I lead three ponies in while they strip the bodies. After a few minutes’ work to tidy the camp up I lead the ponies out with the gear and bodies loaded up. We picket them in the forest and take the other three to the next camp south, the one due west of the base.

Here the fifth guard is alive but unconscious as they’d beat him up. A bit more time setting people in place, then a repeat attack of the other camp. With these ponies loaded we head back. Jaycee and Jason cut off to take the two ponies with gear to our camp while the rest of us head to the cliff with the four ponies loaded with bodies. We soon toss the dead over the cliff and head to our next meeting point. On finding the others there and ready for us it’s time to repeat the tactics at the two top camps on the eastern side of the base. We follow the same process of taking out the guards at the two camps, cleaning up as we go and tossing the bodies off the cliff while taking their gear to our camp-site. We share the workload across all of the ponies. We aren’t slow, nor are we fast. So it’s about midnight by the time we’re finished with all of the small camps, and that’s forty less guards we have to worry about fighting.

We go back to our camp to pack everything on the ponies so we don’t have to come back to do it later. We take the ponies to the enemy camp. The horses at the main camp make a lot of noise when strangers come near them, so the guards are slack about checking out the area near the horses. But the horses are used to me wandering amongst them at night because I always give them some attention and something to eat when I move among them. Because I’m leading our ponies and the others into the horse picket area the horses aren’t spooked. I lead the boys amongst the horses and we give them all an extra feed, making them very happy to have us with them. Several minutes later our ponies are in the picket line as well, with all of our gear stacked close by.
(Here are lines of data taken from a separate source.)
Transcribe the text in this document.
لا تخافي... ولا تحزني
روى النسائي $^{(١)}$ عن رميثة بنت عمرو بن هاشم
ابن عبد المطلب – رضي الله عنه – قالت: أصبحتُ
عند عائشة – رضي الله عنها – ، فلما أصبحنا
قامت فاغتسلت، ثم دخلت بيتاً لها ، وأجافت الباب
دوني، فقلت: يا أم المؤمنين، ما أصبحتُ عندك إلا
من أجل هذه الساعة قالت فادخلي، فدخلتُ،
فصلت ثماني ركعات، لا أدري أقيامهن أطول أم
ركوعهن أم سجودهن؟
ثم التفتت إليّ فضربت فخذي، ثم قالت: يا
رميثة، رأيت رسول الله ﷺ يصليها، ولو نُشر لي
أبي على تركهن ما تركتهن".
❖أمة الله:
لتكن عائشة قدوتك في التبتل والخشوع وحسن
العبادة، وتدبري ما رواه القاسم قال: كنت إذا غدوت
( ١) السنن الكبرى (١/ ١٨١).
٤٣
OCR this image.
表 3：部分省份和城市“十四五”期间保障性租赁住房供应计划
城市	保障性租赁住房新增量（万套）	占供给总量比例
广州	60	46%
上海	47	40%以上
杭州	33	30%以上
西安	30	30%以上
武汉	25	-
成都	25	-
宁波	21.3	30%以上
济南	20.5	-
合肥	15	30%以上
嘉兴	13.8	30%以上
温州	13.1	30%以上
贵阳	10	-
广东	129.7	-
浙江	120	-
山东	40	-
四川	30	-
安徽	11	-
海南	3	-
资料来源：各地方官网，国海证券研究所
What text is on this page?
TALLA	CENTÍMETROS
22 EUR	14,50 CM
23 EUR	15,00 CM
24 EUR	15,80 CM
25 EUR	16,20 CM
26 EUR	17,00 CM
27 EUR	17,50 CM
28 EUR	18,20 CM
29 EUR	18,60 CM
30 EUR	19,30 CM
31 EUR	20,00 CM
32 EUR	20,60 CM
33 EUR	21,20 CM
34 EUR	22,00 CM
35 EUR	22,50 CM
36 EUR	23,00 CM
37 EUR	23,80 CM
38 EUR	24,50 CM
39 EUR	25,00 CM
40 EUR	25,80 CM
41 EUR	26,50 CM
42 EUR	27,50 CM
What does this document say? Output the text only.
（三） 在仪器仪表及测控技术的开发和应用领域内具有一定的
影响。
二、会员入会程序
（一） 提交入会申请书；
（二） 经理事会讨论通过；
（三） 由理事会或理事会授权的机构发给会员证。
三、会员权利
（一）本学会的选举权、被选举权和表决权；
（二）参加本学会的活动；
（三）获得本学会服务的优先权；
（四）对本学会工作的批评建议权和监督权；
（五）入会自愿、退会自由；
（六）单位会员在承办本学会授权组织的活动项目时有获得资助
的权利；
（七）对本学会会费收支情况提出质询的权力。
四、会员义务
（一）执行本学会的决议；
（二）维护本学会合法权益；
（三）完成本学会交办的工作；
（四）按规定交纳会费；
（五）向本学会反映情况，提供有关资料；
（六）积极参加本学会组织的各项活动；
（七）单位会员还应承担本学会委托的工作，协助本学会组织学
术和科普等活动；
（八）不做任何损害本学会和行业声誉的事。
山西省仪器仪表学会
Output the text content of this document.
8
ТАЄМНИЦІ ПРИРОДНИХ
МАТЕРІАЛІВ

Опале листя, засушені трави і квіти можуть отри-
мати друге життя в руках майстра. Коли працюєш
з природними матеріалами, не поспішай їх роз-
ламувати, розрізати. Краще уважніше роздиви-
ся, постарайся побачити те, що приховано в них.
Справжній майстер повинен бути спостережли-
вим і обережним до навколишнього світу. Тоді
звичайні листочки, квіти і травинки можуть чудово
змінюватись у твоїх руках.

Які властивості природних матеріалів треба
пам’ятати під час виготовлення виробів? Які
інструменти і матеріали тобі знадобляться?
The camp is dimly lit by the fires in it, but it’s almost enough to allow Joe to wander around the camp by himself. I smile as I motion for him to wait a moment. Walking out from amongst the horses I head for the large pile of wood. One of the guards on the perimeter sees me, so I wave to him while I pick up some wood to go build the fires up a bit more. The guard watches me for a moment before he turns back to his job of watching the forest approaches to the camp for an approaching enemy.

Just when I finish building up the last fire I look back toward the horses to see the three guards nearest the horses are missing and the boys are moving in on two more near me while Joe is moving in on one on the other side of the camp. I can just make out Jaycee while she covers them with her crossbow ready. I stay near the fires to add more wood while I watch Joe and the boys deal with the duty guards. They soon have the ten guards accounted for and are carrying them over to near where the captives are. That’s fifty guards now accounted for, that’s real good. I smile when Joe makes sure all six prisoners have a good tight gag and are well tied before he picks them up to carry them to a spot behind the stack of gear just in front of the horses. Six of the guards take their place leaning against the three trees they were tied to.

We set about getting ready to deal with the rest of the guards. Jaycee and the boys find good spots up in the trees sheltering the horses to set up with their crossbows on hand as a back up with their bows ready to use as their main weapons. They’ve all the arrows shared between them, including Joe’s and mine. They’re to provide covering fire as well as the main attack fire. With them as cover Joe and I head to where the six young men who look after the camp are sleeping: they appear to be in their late teens or early twenties. I’d noticed they’re not armed and are watched all the time, so we see no need to kill them. Joe covers the mouth of the first one as he puts a knife to his throat. The young man stirs, and stops. He’s no trouble when I follow Joe’s orders to gag him and tie him up, hands and feet. We move along the line of them, securing each one as we go. With them all secured Joe and I carry them over to place them beside the prisoners we’ve rescued. All of the boys are awake and quiet.